Infeksi oleh microba patogen yang menyebakan penyakit bawaan pangan di antaranya Escherichia coli (E. coli) terdapat pada air yang kotor atau makanan yang terkontaminasi bakteri tersebut, terutama sayuran mentah dan daging yang tidak matang. Salmonella terdapat pada telur, ayam, daging, susu mentah, keju, serta sayuran dan buah-buahan yang terkontaminasi. Norovirus, ditemukan pada makanan mentah, air yang terkontaminasi, kerang yang terkontaminasi. Listeria, ditemukan pada susu mentah (susu yang tidak dipasteurisasi), keju dari susu mentah. Clostridium perfringens dan C. botulinum terdapat di alam, misalnya tanah, sampah, debu, kotoran hewan dan manusia, serta bahan makanan asal hewan.

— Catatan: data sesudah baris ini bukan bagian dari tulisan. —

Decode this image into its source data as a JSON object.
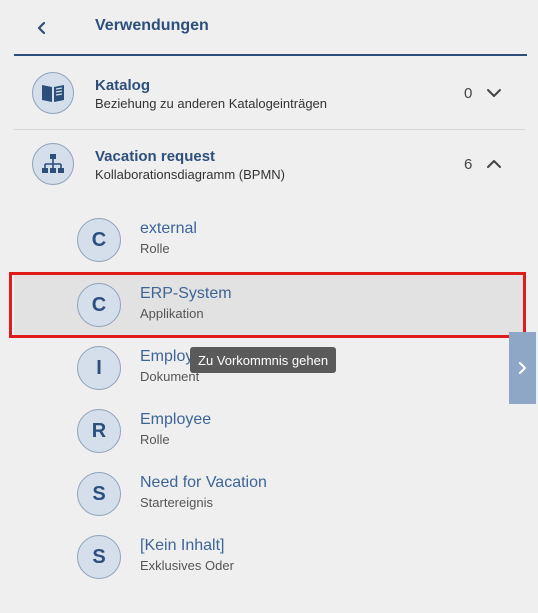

L. Monocytogenes banyak ditemukan pada susu mentah, daging sapi, daging unggas, ikan laut dan produknya, serta makanan siap saji. Campylobacter spp ditemukan pada ayam, telur, daging babi, susu dan produk-produknya yang dimasak tidak sempurna, serta non-chlorinated water. Gejala yang dapat dikenali apabila terinfeksi microba patogen, berupa sakit perut, mual, muntah, diare, kram (kejang) perut, sakit kepala, tidak ada nafsu makan, demam, dehidrasi bahkan dapat mengakibatkan kanker.
Menurut Permenkes RI No 1096/Menkes/Per/VI/2011 tentang higiene dan sanitasi jasa boga, higiene dan sanitasi makanan adalah semua kondisi dan tindakan yang diperlukan untuk memastikan keamanan dan kesesuaian makanan pada setiap tahap rantai makanan. Pengelolaan makanan oleh jasa boga dalam hal ini penyajian inflight meal harus memenuhi higiene dan sanitasi yang dilakukan sesuai cara pengolahan makanan yang baik. Tujuan dari higiene sanitasi yaitu mencegah kontaminasi makanan oleh bakteri, mencegah perkembangbiakan bakteri dan mencegah terjadinya kontaminasi silang dan rekontaminasi.
Terdapat 6 prinsip higiene dan sanitasi makanan menurut Permenkes RI No 1096/Menkes/Per/VI/2011 tentang higiene dan sanitasi jasaboga. UU No 36/2009 tentang Kesehatan menyatakan yang pertama pemilihan bahan makanan secara umum dengan memilih makanan yang bersih, tidak berbau, tidak berubah warna serta segar dan tidak berulat untuk sayur- sayuran. Bahan makanan yang dalam bentuk kemasan harus memperhatikan tanggal kadaluwarsanya.